Shares in Headlam Group experienced a significant drop on Thursday as the company acknowledged that recent residential trading volumes were weaker than anticipated and would take longer to recover. In response to the challenging market conditions, the company plans to temporarily decrease its dividend cover.
At 0803 GMT, shares were down 12% or 29 pence, reaching 210 pence.
The UK-based floor-coverings distributor expressed concerns that underlying pretax profit for 2023 will fall significantly below the current market expectations of £30.5 million ($39.5 million).
During the first half of the year, underlying profit before tax amounted to £6 million, compared to £17 million for the same period in 2022. This decline was primarily due to investments made to support future growth.
Despite the challenges, Headlam Group reported an increase in revenue for the period, rising from £323 million in the previous year to £332 million.
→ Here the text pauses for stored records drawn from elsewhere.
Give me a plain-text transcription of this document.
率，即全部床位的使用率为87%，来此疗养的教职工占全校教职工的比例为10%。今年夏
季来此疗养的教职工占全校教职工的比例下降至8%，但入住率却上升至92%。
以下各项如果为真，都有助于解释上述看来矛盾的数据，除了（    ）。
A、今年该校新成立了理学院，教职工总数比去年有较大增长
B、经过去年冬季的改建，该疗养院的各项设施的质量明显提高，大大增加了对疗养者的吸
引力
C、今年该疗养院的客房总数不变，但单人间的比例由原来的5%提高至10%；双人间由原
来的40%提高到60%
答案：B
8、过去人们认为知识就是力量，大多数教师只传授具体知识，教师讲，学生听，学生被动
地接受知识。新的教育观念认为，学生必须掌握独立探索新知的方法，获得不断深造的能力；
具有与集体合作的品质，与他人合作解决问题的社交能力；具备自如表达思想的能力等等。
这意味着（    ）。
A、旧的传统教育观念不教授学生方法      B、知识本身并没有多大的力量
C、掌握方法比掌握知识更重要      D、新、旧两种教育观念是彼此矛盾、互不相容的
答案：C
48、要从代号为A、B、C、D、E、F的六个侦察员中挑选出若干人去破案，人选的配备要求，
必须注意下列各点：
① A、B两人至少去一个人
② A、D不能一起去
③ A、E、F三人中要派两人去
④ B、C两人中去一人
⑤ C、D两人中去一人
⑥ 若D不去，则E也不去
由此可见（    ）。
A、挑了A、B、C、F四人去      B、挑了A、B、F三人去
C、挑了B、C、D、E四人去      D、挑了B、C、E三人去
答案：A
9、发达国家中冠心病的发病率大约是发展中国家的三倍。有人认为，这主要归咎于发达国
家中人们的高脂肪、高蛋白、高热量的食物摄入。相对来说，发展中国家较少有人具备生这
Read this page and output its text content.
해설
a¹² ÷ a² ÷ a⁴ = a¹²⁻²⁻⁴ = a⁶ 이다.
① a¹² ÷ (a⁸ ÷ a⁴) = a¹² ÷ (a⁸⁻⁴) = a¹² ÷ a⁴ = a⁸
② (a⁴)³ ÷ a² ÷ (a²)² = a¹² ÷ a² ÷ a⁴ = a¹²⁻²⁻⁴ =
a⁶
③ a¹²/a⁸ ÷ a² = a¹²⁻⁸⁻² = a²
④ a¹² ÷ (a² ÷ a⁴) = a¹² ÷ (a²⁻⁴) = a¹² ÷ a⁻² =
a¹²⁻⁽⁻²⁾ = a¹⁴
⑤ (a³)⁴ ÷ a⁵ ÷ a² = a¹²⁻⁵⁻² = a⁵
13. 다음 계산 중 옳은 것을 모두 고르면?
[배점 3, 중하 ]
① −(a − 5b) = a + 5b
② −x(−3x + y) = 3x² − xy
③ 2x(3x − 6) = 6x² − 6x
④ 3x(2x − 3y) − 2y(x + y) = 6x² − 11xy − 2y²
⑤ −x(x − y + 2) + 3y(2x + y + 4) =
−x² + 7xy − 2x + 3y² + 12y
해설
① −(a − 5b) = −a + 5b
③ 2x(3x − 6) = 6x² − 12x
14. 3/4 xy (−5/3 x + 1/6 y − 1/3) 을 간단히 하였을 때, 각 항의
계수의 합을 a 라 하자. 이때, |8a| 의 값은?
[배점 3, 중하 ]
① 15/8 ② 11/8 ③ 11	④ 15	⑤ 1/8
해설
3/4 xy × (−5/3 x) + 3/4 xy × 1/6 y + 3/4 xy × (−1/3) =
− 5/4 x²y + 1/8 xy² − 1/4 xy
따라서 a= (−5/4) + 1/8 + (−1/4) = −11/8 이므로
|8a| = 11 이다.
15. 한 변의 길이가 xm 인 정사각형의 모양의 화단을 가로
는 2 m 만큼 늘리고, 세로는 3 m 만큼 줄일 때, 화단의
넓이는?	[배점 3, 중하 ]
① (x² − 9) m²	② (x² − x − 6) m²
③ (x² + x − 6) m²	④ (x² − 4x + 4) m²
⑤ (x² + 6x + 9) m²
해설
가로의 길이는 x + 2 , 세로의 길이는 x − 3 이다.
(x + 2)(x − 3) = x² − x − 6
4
The company noted that rolling 12-month volumes were approximately 20% lower than those in 2019. Additionally, recent independent data revealed a reduction in DIY and home improvement spending, especially for larger items, which significantly impacted non-essential categories.
While currently facing trading difficulties, Headlam Group remains confident about its future prospects due to its strategic initiatives and continued investments. The company expects increasing contributions from both strategic actions and efficiency measures. Consequently, it plans to temporarily reduce its dividend cover for the ordinary dividend payment in 2023 to pre-Covid-19 levels.